June had a lifelong desire to contact her long lost cousins in England. Unfortunately, it as only after these trips to England that James, in the course of tracing the family history, made contact with many of her cousins. She corresponded extensively with Pauline Strauss, daughter of her uncle Harold Abercrombie. June and Pauline immediately hit it off.
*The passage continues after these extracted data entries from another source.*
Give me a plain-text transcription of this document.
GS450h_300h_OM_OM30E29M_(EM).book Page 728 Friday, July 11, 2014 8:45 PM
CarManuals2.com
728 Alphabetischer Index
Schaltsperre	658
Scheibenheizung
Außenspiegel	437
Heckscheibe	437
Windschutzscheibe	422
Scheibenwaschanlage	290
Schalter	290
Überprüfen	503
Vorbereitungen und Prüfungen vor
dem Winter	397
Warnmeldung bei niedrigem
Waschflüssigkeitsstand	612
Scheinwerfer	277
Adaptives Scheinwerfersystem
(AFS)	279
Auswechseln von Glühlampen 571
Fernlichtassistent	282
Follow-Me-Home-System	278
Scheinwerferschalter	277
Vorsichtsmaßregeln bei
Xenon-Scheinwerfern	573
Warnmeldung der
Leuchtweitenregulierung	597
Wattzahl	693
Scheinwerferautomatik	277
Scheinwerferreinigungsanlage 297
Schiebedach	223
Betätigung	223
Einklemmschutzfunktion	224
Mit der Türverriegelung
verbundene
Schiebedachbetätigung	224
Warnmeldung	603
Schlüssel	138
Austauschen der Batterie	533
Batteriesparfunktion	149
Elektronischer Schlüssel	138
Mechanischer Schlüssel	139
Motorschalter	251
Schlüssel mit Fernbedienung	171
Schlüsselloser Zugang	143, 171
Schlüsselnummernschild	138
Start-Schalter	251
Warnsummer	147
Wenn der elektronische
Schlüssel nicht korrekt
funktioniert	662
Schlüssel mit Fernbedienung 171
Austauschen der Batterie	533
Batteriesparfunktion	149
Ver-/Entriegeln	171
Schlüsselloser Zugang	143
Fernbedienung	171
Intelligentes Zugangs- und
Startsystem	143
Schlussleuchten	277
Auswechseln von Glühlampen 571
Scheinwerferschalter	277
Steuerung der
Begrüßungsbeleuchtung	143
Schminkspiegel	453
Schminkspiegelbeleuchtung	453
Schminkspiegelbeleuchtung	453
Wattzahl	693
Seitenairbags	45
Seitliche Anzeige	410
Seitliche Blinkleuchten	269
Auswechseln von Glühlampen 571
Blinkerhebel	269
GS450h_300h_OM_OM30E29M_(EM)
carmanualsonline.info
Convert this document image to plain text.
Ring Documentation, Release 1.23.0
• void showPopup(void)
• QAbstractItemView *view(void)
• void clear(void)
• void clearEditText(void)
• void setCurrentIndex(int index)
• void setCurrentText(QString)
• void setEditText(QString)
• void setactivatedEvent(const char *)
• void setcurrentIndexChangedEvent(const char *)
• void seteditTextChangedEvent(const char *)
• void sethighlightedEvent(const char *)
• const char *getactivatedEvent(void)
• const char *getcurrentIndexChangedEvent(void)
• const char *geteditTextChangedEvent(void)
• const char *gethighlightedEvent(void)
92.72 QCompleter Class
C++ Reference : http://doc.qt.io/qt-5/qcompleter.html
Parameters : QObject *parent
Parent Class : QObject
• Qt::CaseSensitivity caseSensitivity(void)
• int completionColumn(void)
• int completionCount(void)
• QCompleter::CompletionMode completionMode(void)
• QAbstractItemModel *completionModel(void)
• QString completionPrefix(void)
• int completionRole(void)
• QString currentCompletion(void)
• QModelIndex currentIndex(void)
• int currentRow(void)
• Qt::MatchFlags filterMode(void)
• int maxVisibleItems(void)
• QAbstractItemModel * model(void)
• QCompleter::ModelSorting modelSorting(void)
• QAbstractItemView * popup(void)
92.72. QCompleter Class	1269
On the weekend before her death, June went to Victoria to visit her eldest son and his family, traveling with Doug. Her health was failing. A long-time sufferer from diabetes, June's kidney's had recently been damaged. She was receiving excellent treatment and her family was hopeful that she was recovering, and everyone hoped that her condition would be brought under control. She spoke with James and Laurel about the possibility of going to England again in the summer to visit Pauline Strauss. She told James that all of her life she wished to see another person with a face like hers. Clearly, however, she knew that her health was failing. She gave a number of documents relating to family history, including her birth certificate, to James. She had a discussion with Doug and James about possibly transferring ownership of her house to her children. Although she was in some discomfort (in part because she was suffering from a cold), she passed a pleasant weekend with her Victoria relations. Piers and Julia will always have cherished memories of that last visit.
On the evening of Sunday, March 29th, Doug drove her home. She must have died some time during the night. Doug phoned at 9 a.m. and did not receive an answer. She did not answer again in the early afternoon so Doug went around to the house on Denbigh Ave. He found June lying peacefully in her bed. The examining doctor concluded that her blood pressure had risen due to the kidney damage and this had triggered a massive heart attack. She had not suffered and likely was never conscious. She died in her own bed, at home, which is what she wanted.
June will be remembered as a strong and independent woman with a profound sense of justice and rectitude, who loved her family and was deeply committed to her community. She will be sorely missed by all who knew her.